代码部分有思路清晰的注释,易读,易让初学者首先从总体上把握思路。稍掌握一些数字图像处理基本知识就能轻易明白每一步在做什么。
另外,下面这些方法有些只适合特定场景,并不能普适;但是提供了一种大致的方向,以及使用数字图像处理技术解决这类问题的一般思路,故有很大参考价值
1、信用卡数字识别
基本思路是:
使用数字图像处理技术,基于模板匹配的思想,通过比较匹配得分识别数字。
1) 从数字模板提取数字
将带有数字模板的图片转化为二值图,通过找最外层轮廓及其外接矩形,提取ROI,得到数字模板
2) 处理信用卡图片
将图片转化为灰度图,通过边缘检测以及一系列开、闭操作,并将图片二值化,找到图片上数字所在区域,并提取出数字,和第1步提取的模板数字匹配,得分最高的即是所识别的数字
代码整理如下:
import cv2
import numpy as np
# 指定信用卡类型
first_number = {
"3": "American Express",
"4": "Visa",
"5": "MasterCard",
"6": "Discover Card"
}
def img_show(name, img):
cv2.imshow(name, img)
cv2.waitKey(2400)
cv2.destroyAllWindows()
# 定义轮廓排序函数
def sort_contours(cnts, method="left-to-right"):
reverse = False
i = 0
if method == "right-to-left" or method == "bottom-to-top":
reverse = True
if method == "top-to-bottom" or method == "bottom-to-top":
i = 1
boundingboxes = [cv2.boundingRect(c) for c in cnts]
(cnts, boundingBoxes) = zip(*sorted(zip(cnts, boundingboxes),
key=lambda b: b[1][i], reverse=reverse))
return cnts, boundingboxes
# 提取数字模板
def template_process(template):
img_show('original', template)
# 1、转化为灰度图、二值图
temp_gray = cv2.cvtColor(template, cv2.COLOR_BGR2GRAY)
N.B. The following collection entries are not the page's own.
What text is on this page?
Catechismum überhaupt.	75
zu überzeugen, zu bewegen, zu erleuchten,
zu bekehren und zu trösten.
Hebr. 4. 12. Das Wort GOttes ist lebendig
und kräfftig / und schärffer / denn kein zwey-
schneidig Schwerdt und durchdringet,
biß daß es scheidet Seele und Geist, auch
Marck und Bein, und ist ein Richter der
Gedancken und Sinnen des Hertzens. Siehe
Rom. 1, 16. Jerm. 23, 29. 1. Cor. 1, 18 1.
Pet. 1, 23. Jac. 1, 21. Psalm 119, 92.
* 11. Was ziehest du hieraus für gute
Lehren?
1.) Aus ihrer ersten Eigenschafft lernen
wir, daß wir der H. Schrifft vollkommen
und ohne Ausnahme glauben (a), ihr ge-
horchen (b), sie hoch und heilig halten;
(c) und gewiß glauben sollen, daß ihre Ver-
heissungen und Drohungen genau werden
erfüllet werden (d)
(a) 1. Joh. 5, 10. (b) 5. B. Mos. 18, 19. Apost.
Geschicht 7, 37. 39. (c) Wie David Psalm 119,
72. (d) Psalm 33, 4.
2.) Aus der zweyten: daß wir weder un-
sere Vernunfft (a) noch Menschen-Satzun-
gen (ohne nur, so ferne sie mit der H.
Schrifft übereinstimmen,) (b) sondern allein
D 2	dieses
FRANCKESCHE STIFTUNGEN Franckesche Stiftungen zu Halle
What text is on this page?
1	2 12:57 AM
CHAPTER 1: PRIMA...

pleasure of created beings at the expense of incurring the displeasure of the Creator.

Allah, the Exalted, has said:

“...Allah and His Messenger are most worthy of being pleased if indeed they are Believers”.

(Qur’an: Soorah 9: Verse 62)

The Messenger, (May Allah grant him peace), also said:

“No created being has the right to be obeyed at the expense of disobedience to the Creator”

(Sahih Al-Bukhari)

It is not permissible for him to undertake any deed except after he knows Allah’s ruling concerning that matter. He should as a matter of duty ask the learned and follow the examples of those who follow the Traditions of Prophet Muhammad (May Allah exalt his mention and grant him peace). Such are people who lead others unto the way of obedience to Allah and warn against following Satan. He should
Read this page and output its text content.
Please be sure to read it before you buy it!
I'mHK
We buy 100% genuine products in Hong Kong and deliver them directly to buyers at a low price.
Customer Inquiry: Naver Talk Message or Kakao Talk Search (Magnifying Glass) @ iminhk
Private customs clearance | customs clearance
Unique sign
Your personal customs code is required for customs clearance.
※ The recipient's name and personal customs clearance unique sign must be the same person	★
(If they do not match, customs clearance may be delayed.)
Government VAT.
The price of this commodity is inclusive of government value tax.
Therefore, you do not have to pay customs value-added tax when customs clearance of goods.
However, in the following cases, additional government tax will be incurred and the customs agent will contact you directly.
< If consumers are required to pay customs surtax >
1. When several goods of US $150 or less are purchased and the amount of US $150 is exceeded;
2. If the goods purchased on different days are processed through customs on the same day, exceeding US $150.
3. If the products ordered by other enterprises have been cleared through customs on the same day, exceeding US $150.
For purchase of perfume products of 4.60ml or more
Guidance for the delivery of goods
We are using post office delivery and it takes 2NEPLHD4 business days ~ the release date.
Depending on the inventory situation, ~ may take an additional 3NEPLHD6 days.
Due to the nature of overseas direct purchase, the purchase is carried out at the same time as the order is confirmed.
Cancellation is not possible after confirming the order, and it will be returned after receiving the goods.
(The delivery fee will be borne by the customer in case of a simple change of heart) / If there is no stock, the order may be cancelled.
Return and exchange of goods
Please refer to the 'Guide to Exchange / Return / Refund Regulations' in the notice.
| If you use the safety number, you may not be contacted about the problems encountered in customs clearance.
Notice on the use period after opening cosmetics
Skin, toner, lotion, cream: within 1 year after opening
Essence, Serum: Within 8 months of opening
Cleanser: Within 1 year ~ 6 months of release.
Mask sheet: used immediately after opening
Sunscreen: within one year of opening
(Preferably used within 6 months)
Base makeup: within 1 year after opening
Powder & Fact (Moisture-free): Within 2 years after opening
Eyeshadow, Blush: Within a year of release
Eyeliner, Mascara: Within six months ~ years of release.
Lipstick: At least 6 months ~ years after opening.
img_show('gray', temp_gray)
temp_thresh = cv2.threshold(temp_gray, 10, 255, cv2.THRESH_BINARY_INV)[1]
img_show('thresh', temp_thresh)
# 2、找最外层轮廓及其外接矩形,并排序
refCnts, hierarchy = cv2.findContours(temp_thresh, cv2.RETR_EXTERNAL, cv2.CHAIN_APPROX_SIMPLE)
refCnts = sort_contours(refCnts, method="left-to-right")[0]
# 可视化,画出轮廓
tempCnt = template.copy()
cv2.drawContours(tempCnt, refCnts, -1, (0, 0, 255), 3)
img_show('cnts', tempCnt)
# 3、提取数字模板
digits = {}
for (i, c) in enumerate(refCnts):
(x, y, w, h) = cv2.boundingRect(c) # 直边界矩形
roi = temp_thresh[y:y + h, x:x + w]
roi = cv2.resize(roi, (55, 88))
digits[i] = roi
return digits
# 找数字所在位置
def find_numlocs(threshCnts):
locs = []
# 遍历轮廓
for (i, c) in enumerate(threshCnts):
(x, y, w, h) = cv2.boundingRect(c)
ar = w / float(h)
if 2 < ar < 4.5 and (20 < w < 55) and (10 < h < 20):
locs.append((x, y, w, h))
# 将符合的轮廓从左到右排序
locs = sorted(locs, key=lambda ix: ix[0])
return locs
# 图片处理,返回灰度图和数字位置
def img_process(img):
img = cv2.resize(img, None, fx=0.3, fy=0.3, interpolation=cv2.INTER_CUBIC)
resized_img = img.copy()
cur_img = img.copy()
# 1、转换为灰度图
gray = cv2.cvtColor(img, cv2.COLOR_BGR2GRAY)
img_show('gray', gray)
# 初始化卷积核
rectKernel = cv2.getStructuringElement(cv2.MORPH_RECT, (9, 3))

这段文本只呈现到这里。